Umschichten statt aufstocken im EU-Haushalt
Umschichten statt aufstocken
Scholz und Kollegen bremsen bei Gipfel Wünsche der Europäischen Kommission nach mehr Geld für EU-Haushalt
Der laufende EU-Gipfel beschäftigt sich neben aktuellen Krisen mit dem mittelfristigen EU-Haushalt. Bundeskanzler Olaf Scholz und andere Staats- und Regierungschefs bremsen Forderungen der EU-Kommission nach 66 Mrd. Euro mehr bis 2027. Zugeständnisse zeichnen sich nur bei der Unterstützung der Ukraine ab.
rec Brüssel
50 Mrd. Euro an langfristigen Hilfszusagen für die Ukraine: Ja. Sonstige Nachschläge fürs Unionsbudget: Nein. Diese Maxime verfolgt Bundeskanzler Olaf Scholz, wenn es um den EU-Haushalt geht. Die Möglichkeiten, Ausgabenprogramme neu zu priorisieren, seien "noch nicht ausgeschöpft", sagte Scholz unmittelbar vor Beginn eines zweitägigen EU-Gipfels mit seinen Kollegen aus den übrigen 26 EU-Staaten.

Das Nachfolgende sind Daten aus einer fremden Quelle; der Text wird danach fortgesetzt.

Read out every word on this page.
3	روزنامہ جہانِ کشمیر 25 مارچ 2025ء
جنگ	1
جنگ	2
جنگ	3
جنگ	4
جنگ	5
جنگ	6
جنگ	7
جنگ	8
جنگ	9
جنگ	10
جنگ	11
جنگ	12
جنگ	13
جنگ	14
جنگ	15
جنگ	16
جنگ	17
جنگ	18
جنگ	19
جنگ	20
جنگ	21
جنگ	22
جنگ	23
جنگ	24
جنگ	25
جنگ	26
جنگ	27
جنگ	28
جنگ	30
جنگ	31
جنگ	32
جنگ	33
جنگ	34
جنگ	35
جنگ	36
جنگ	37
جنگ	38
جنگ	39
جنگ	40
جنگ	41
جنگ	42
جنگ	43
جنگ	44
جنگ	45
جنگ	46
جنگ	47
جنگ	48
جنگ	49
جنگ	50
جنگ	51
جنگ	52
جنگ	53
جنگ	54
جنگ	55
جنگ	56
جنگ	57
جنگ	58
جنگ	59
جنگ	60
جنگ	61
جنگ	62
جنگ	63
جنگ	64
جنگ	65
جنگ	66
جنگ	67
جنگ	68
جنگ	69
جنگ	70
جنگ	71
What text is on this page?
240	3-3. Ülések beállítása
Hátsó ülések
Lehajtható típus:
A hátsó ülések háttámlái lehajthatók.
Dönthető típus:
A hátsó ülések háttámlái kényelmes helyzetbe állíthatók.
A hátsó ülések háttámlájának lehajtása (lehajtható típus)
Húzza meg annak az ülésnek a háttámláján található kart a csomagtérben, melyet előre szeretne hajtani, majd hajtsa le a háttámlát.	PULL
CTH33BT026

EU-Kommissionschefin Ursula von der Leyen wird längst geahnt haben, dass sie mit der geforderten Aufstockung des EU-Haushalts bis 2027 um 66 Mrd. Euro in vielen Hauptstädten auf Granit beißt. Am Donnerstag haben die Staats- und Regierungschefs ihre Vorbehalte persönlich vorgetragen. Die Diskussionen dienten einer "strategischen Anleitung", sagte ein hochrangiger EU-Diplomat. Undiplomatischer formuliert: Scholz und Co. haben von der Leyen die Grenzen aufgezeigt.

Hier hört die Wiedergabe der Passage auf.